Полетели письма. Власть тогда сделала все, чтобы отрезать людей друг от друга и даже телефонный звонок за рубеж становился огромной проблемой. Из дома Тель-Авив не наберешь. Специальное место специальное время, молодым-то сложно, а уж старикам. Значит письма. Длинные и короткие, теплые и холодные, редкие и частые. Сколько же жизней проживали люди по разные стороны границы в этих листках бумаги, отправленных из одного пожизненного заключения в другое.
Слезы внутрь это самый сильный яд. Через три года София Яковлевна заболела. Солнце перед закатом особенно быстро бежит по небу. Миша как раз в это же время сломал руку и так неудачно, что письма мог печатать теперь только на машинке. Каждый раз в письме извинялся, что никак они не могут созвониться, он работал в каком-то пригороде и дома появлялся только на выходных, и то нечасто. Да и София Яковлевна уже не в силах была ходить на телефонную станцию. Так что, только строчки и буквы. Она и читать-то уже не всегда могла, больше слушала деда Колю в роли израильского информбюро. Хранила баба Соня письма на тумбочке у кровати, иногда возьмет в руки и спит с ними. Так и умерла с листками в высохшей ладони.

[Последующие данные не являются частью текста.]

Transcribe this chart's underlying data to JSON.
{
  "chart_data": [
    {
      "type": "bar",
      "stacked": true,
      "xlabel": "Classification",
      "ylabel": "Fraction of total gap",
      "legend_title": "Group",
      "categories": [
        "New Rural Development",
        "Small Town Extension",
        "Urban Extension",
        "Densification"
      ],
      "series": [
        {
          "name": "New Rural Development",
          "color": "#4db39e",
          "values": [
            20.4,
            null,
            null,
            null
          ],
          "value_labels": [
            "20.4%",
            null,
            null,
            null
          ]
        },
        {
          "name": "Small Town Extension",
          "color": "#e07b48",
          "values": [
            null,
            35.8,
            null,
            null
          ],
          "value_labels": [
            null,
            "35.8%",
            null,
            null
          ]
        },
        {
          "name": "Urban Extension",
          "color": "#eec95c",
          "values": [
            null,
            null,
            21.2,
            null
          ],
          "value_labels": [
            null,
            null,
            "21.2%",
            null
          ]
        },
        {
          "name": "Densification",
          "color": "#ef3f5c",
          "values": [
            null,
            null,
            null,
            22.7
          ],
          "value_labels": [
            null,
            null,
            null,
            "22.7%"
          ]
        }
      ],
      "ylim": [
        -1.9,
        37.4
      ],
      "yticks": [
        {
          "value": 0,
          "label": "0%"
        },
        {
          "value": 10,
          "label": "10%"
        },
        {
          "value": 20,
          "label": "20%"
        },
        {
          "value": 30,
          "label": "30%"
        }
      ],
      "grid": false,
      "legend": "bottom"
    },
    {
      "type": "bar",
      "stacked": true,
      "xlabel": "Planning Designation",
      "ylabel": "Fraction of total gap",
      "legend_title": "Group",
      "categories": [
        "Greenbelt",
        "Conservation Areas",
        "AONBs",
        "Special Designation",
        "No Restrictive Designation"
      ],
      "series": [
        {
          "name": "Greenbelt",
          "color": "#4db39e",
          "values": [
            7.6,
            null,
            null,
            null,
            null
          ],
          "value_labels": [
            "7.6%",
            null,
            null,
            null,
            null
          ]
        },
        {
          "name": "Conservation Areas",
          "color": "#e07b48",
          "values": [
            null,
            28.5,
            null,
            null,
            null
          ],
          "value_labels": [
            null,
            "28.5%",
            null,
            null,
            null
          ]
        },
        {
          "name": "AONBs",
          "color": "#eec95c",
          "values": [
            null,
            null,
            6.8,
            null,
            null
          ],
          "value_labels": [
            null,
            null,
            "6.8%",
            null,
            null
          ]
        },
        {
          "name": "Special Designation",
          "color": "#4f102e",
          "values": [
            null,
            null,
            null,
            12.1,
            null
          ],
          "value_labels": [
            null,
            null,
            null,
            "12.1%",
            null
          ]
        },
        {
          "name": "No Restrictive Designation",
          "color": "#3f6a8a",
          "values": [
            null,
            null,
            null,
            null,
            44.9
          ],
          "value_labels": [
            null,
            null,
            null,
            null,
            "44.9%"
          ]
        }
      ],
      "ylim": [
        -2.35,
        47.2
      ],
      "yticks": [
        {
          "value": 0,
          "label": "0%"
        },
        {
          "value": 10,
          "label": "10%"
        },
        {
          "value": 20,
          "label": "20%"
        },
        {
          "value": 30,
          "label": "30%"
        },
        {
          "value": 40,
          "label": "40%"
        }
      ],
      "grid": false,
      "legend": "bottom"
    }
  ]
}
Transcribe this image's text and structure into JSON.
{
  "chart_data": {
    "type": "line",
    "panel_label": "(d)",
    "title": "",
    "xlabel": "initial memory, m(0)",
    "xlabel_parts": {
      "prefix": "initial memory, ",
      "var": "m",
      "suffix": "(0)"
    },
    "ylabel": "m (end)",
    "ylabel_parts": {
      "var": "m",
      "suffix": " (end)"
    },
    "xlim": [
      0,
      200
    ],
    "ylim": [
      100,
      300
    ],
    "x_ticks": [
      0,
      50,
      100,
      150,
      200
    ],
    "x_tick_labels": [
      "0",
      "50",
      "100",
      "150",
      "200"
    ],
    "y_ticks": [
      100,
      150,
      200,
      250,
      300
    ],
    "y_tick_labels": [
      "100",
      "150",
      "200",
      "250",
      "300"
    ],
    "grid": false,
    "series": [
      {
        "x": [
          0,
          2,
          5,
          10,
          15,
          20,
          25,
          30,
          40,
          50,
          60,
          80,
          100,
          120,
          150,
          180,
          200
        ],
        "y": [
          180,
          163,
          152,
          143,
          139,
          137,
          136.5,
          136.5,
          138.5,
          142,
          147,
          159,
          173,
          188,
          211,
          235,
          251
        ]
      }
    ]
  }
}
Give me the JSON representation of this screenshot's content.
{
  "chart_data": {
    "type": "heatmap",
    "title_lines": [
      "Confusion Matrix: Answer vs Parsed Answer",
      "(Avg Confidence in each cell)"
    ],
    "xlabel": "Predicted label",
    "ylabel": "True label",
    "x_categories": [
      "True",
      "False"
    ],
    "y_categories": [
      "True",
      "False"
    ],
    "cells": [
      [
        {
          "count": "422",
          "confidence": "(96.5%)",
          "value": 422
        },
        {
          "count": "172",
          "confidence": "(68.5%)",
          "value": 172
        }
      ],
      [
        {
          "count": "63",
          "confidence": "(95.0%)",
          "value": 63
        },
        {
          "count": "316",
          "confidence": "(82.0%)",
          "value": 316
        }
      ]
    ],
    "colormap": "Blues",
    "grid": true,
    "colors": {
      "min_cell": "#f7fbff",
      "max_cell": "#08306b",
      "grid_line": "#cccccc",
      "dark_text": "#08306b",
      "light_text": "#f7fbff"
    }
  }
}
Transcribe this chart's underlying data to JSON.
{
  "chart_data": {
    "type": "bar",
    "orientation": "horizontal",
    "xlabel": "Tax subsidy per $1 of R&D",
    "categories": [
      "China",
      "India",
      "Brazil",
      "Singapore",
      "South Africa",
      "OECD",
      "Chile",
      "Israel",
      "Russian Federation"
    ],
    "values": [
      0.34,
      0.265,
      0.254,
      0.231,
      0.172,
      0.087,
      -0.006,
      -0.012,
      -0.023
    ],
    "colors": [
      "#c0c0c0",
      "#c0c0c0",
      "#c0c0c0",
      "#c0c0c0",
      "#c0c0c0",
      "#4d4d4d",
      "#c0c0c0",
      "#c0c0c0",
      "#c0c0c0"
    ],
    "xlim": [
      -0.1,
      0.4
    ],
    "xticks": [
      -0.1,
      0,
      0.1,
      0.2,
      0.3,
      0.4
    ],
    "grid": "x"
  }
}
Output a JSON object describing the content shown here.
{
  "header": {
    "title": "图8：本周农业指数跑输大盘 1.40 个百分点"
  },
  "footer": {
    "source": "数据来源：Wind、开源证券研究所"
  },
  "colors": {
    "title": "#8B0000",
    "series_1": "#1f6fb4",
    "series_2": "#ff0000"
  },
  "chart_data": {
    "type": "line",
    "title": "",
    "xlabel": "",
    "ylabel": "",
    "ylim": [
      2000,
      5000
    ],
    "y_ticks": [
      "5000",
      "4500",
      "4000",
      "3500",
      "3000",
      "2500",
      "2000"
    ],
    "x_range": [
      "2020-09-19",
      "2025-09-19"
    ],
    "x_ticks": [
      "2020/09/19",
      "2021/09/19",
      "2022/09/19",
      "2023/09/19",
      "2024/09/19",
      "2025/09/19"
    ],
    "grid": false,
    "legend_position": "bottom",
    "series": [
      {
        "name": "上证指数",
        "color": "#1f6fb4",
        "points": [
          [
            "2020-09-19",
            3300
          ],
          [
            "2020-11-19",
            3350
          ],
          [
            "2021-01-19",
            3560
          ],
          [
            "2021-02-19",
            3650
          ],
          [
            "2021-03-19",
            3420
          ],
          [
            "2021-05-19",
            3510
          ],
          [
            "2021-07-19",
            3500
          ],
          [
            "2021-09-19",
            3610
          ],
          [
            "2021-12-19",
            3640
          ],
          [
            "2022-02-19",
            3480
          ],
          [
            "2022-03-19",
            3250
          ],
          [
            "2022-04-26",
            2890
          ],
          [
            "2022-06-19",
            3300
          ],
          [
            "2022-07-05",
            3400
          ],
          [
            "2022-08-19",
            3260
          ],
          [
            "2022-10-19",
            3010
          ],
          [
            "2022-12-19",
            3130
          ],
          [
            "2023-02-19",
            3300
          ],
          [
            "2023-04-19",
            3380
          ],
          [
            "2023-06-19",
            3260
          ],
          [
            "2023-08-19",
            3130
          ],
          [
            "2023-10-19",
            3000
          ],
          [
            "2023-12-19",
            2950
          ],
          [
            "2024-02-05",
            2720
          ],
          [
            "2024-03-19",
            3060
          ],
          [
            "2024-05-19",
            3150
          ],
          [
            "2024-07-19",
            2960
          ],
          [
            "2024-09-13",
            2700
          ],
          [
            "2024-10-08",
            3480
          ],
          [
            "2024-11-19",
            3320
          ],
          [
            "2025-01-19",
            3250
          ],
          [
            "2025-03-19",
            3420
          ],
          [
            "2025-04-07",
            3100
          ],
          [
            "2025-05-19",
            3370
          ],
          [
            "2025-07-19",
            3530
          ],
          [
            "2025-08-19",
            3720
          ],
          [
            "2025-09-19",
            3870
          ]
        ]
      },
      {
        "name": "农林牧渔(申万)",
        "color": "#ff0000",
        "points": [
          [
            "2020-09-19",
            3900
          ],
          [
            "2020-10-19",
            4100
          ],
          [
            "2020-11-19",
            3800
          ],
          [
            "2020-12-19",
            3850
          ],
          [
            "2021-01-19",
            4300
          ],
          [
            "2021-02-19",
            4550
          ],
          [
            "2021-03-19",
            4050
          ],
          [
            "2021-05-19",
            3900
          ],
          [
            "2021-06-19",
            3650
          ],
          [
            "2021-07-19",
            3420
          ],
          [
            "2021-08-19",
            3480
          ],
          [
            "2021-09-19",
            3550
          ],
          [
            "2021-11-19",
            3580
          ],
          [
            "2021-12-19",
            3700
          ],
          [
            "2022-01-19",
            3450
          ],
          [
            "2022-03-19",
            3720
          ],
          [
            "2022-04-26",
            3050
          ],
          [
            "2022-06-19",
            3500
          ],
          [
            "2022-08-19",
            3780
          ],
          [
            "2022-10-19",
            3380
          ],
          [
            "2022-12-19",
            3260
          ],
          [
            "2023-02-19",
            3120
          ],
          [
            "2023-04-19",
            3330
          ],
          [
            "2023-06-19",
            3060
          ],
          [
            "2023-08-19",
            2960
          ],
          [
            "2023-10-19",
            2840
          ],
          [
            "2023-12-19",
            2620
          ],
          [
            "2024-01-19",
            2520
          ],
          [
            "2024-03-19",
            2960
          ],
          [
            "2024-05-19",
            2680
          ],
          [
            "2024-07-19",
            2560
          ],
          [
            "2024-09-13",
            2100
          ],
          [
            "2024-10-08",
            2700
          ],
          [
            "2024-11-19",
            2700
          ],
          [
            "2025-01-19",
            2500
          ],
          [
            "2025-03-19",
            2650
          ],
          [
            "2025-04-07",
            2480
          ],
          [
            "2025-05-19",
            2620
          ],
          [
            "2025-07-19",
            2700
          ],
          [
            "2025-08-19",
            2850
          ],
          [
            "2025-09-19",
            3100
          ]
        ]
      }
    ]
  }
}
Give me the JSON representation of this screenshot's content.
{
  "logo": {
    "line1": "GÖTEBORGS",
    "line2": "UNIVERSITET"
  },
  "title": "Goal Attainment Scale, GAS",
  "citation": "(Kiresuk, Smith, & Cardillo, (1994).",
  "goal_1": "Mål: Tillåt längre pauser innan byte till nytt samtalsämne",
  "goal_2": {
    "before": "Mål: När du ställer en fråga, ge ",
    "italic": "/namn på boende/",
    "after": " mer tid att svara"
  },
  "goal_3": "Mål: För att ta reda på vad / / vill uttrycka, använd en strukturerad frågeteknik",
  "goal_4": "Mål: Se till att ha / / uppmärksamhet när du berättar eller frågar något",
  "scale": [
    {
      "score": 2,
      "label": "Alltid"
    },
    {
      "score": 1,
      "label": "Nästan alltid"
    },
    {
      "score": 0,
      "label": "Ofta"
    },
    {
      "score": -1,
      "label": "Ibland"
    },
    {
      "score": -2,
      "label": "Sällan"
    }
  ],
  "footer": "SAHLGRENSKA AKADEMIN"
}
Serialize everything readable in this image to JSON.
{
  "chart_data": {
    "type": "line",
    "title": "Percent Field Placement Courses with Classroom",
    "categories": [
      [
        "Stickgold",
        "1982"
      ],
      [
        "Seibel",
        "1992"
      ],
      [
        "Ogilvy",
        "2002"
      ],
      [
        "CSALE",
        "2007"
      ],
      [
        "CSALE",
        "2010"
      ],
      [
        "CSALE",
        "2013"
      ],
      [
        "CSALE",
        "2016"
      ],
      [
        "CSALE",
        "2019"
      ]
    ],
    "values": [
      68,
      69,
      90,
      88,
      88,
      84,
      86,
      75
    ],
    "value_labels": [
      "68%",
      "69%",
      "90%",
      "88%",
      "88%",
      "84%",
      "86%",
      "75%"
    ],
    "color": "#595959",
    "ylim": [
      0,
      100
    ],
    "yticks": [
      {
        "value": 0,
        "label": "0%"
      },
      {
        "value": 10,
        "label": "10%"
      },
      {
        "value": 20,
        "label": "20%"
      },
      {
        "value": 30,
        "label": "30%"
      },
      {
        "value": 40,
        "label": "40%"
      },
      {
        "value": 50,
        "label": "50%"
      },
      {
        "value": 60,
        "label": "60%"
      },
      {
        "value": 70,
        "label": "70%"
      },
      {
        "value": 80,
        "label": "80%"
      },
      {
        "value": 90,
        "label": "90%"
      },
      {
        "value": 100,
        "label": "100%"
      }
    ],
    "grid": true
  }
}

Дед Коля тогда все-таки дошел до телефонной станции и позвонил. Лёнечка ему опять ничего не сказал. Не смог.
Его папа Миша не сломал руку. Он по глупости утонул в январском море шесть месяцев назад. Как раз, когда бабушка вдруг заболела, практически день в день. Сказать бабе Соне правду сил ни у кого не было. А узнав, что ей недолго осталось, решили с мамой придумать историю про руку и про работу в пригороде. Деду Коле тоже ничего не сообщили, конечно. Лёнечка стал писать за себя и печатать за отца. Через пару недель после смерти Софии Яковлевны от нее пришло последнее письмо.
Почта иногда так безжалостна.
Письмо было Лёнечке. Оно застало его в армии. В нем было всего четыре предложения, написанные неровным, выдыхающимся почерком.
«Спасибо тебе мой любимый Лёнечка за „папины“ письма. Я всегда говорила Мише, чтобы он научился у тебя писать без ошибок. Не бросайте дедушку. Он вас так любит. Бабушка».
Кавычки. Лёнечка заплакал. Внутрь. Шла бесконечная арабо-израильская война. А на войне не плачут.
Дед Коля Лёнечку дождался. Десять лет. Они оба отсидели по полной.
Лёнечка извинился, что загрузил меня и как-то незаметно исчез. А может просто лонгайленд был таким беспощадным.